新しく買うよりも、手放すほうがずっと大変だと痛感したことで、モノとの関係にルールができたような気がしています。
ルール①
「まず、今あるモノをどう活かせるかを見る」
以前は「足りないものを探す」視点で家を見ていたけど、今は「もうすでに持っているもので、何ができるか」に目がいくようになりました。
買い足す前に、
・別の用途で使えないか
・置き場所を変えたら解決しないか
・組み合わせで乗り切れないか
“買う前に、見直す”が習慣になったのは、個人的にとても大きな変化だったと感じています。

ルール②
「用途がひとつに限られないモノを選ぶ」
ルール①とも密接に関わってくるルールです。
住み替えで痛感したのが、
「用途が一つしかないモノほど、行き場を失いやすい」ということ。
「長く使える」というのは、単に丈夫という意味だけではありません。
役割が変わっても使えたり、ライフステージが変わっても残れるものだったり。
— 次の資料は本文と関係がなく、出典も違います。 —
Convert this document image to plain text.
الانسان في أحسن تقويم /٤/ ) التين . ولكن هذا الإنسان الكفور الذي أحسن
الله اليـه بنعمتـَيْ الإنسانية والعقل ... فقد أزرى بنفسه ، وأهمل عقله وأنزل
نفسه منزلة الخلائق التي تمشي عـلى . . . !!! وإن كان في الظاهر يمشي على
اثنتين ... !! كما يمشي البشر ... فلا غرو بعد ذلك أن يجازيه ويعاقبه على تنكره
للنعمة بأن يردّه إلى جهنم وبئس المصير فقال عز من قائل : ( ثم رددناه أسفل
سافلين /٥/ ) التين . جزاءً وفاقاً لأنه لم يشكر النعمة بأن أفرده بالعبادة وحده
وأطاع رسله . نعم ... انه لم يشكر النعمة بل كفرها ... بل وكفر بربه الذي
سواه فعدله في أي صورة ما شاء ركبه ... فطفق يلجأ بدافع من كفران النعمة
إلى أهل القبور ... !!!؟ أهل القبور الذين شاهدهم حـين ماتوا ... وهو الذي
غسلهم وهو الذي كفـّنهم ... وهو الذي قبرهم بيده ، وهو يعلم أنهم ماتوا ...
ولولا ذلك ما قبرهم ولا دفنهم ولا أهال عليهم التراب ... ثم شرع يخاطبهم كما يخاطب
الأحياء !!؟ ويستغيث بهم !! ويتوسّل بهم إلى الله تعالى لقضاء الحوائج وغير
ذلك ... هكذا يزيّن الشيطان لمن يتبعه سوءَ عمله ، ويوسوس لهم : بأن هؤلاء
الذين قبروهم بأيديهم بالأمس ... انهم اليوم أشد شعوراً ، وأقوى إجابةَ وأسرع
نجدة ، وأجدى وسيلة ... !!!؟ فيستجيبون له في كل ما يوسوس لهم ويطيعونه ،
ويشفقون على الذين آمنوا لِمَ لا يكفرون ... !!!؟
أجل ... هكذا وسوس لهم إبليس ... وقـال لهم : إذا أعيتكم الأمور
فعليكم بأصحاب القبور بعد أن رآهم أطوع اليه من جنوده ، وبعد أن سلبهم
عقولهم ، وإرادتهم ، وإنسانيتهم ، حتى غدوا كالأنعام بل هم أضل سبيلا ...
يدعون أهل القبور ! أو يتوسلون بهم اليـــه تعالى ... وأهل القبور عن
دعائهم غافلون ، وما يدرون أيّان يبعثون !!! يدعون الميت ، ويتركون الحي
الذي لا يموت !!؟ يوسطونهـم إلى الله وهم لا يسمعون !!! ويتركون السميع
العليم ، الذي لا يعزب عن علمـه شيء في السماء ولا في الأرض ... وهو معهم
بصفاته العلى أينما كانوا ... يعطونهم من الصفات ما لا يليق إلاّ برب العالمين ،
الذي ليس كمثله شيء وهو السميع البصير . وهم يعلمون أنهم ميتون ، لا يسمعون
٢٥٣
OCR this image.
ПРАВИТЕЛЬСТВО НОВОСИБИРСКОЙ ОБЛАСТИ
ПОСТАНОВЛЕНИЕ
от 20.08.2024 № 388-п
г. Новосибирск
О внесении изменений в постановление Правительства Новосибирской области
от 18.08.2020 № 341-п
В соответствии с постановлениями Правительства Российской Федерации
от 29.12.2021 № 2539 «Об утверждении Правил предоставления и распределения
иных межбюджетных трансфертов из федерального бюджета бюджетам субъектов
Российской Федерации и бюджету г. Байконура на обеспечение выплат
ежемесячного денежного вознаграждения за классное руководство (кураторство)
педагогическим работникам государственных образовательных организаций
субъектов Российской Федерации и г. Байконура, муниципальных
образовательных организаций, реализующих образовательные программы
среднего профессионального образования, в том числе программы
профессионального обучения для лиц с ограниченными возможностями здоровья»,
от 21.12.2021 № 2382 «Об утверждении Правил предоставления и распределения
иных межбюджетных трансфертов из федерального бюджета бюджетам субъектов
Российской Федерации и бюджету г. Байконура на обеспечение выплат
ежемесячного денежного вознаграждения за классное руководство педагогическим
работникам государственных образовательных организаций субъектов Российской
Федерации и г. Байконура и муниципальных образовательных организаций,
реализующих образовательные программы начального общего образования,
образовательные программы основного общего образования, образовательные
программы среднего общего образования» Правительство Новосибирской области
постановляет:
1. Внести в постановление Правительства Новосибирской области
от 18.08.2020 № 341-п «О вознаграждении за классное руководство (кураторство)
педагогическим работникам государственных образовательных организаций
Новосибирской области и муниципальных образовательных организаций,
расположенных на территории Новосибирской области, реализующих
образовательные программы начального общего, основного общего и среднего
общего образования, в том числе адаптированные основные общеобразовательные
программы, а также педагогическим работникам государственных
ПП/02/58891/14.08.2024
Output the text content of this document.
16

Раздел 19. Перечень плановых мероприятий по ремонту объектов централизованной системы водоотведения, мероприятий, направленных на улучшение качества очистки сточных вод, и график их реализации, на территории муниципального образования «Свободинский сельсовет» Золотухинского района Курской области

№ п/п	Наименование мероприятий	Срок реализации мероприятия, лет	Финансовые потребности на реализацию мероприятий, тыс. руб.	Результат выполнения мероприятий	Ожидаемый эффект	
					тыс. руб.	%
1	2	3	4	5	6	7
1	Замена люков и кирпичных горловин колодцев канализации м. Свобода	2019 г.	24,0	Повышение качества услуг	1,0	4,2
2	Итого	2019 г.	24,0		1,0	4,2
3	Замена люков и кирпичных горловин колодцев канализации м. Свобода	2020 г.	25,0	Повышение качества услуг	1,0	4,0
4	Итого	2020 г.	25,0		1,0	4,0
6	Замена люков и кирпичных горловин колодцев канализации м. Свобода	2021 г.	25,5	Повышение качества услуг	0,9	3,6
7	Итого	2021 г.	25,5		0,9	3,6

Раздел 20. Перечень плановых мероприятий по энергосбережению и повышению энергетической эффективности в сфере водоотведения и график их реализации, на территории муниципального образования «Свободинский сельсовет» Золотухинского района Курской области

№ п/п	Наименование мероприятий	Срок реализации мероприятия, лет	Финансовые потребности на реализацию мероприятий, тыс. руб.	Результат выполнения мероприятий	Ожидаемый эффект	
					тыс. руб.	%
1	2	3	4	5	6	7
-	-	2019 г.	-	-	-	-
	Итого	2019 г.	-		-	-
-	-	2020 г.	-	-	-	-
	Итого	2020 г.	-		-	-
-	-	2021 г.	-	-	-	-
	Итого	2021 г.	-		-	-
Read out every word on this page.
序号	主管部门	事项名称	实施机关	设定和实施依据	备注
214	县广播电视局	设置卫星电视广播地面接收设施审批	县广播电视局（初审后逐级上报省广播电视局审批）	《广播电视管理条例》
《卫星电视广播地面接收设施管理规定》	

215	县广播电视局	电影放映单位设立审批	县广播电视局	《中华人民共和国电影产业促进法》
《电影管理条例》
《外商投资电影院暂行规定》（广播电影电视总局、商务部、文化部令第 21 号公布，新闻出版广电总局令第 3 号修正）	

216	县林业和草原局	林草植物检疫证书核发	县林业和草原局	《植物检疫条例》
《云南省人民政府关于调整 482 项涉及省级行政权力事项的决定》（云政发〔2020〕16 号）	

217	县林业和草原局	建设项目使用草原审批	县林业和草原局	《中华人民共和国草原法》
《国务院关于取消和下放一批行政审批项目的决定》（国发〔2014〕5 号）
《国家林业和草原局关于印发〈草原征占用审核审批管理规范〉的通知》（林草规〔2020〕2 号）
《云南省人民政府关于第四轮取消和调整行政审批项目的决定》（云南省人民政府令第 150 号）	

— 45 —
置き場所や使い方を変えても成立するというような汎用性を含めて「長く使える」ということ。
使われ方に余白があるモノとまとめると聞こえが良すぎるかもしれませんが、自分で別の使い方を考える楽しみの余白があるものだったら、より愛着を持って長く付き合えるのかもしれません。

ルール③
「これを買ったら、何を手放せるかまで考える」
最近は、「これ欲しいな」と思ったときに、必ずセットで考えるようになりました。
これを買ったら、代わりに何を手放せるか。
もし手放すものがひとつも思い浮かばなかったら買わない。
つまり、「今持っているものに、かなり満足している」ということです。
その瞬間、自分の持ち物への愛着に気づいて、ますます大切に使おうと思い直すきっかけにもなるので、この問いかけはモノを不必要に買わないという以上のメリットがあると感じています。

モノを減らしたことで、モノに無関心になったわけではなく、らむしろ逆なような。
今あるモノひとつひとつの存在が、前よりくっきり見えるようになりました。